Overslaan en naar de inhoud gaan

Kleine rietgans Anser brachyrhynchus

Foto: Wijnand van Buuren

Indeling

Anatidae [familie]
Anser [genus] (12/3)

Herkenning
60-75 cm. Kleiner dan grauwe gans en slanker, kleiner en met kortere nek dan rietgans. Licht blauwgrijze bovendelen kenmerkend, contrasterend met zeer donkere kop en nek. Kleine, korte snavel roze met variabele hoeveelheid zwart; poten roze. Winterkleed aanzienlijk grijzer dan zomerkleed. Juveniel donkerder en meer gevlekt; poten vuil grijs-roze.

Verspreiding en voorkomen
Broedt op Groenland, IJsland en Spitsbergen.

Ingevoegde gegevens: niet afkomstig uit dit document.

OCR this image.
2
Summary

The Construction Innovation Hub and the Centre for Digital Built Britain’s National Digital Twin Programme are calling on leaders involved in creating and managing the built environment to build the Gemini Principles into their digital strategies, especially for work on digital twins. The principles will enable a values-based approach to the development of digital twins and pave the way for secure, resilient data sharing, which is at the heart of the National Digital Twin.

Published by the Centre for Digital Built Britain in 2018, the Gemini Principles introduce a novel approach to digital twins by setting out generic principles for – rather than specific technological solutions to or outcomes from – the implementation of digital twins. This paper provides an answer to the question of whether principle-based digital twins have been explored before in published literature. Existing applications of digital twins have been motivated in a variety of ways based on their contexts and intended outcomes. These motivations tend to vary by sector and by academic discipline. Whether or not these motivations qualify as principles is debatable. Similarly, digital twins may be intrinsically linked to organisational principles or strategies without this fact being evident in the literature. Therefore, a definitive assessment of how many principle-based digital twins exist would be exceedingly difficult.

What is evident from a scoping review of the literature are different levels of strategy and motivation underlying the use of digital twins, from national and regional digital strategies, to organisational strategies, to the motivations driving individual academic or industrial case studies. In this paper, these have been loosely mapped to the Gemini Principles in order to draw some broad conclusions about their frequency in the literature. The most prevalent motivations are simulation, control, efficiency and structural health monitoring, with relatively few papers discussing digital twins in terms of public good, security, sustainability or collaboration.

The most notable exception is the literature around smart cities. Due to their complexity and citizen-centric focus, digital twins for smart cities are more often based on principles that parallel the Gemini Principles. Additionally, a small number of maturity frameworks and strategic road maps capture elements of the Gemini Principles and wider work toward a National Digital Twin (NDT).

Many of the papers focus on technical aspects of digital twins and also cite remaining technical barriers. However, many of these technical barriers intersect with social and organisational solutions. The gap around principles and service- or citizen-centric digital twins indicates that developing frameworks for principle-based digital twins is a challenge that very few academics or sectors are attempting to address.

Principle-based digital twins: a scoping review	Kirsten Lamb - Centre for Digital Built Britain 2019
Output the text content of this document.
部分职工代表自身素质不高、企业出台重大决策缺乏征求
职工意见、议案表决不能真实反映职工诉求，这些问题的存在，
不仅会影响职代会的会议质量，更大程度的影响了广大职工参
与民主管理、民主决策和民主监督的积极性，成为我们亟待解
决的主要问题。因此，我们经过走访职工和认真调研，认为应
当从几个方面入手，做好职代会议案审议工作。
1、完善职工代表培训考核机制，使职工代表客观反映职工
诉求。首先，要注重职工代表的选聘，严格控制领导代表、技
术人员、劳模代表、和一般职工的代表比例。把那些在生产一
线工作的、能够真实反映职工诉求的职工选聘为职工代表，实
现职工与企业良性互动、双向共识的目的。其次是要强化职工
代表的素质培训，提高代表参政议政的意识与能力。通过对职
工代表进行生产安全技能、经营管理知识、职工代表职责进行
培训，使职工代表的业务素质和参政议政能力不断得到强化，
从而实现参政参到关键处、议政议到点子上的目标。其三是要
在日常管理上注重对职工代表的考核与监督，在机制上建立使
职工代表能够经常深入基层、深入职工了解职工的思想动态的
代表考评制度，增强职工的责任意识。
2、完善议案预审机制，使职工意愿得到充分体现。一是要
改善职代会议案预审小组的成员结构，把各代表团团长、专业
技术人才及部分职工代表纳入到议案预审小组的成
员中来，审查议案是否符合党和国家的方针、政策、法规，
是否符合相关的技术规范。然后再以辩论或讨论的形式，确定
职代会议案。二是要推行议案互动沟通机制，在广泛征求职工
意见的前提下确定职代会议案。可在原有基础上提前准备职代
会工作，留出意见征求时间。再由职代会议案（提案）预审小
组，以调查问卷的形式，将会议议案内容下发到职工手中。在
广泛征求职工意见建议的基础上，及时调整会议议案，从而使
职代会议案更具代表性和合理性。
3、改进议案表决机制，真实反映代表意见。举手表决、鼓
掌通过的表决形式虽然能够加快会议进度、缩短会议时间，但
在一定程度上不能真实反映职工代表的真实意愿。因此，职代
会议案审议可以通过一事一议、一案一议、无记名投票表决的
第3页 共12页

Overwintert in Groot-Brittannië en aan de oostelijke Noordzeekust. In Nederland een wintergast in vrij groot aantal.

Biotopen
Grazige weilanden in een open landschap met veel water, en op stoppel-, graan- en aardappelakkers, bij riviermondingen en zandbanken.

Voedsel
Graast op land maar ook wel zwemmend. In broedgebied bladeren, wortels en vruchten van allerlei toendraplanten. 's Winters op landbouwgronden, grasland en stoppelvelden en eet allerlei landbouwgewassen.

Eieren
Aantal eieren in legsel meestal 4-6, zelden 3-7. Buikig tot ovaal. Glad met een ruwe korrelige structuur. Crèmeachtig-wit. Formaat 83,8 x 55,3 mm.

Geluiden
Kenmerkende roep een hoog twee- of drielettergrepig gegak.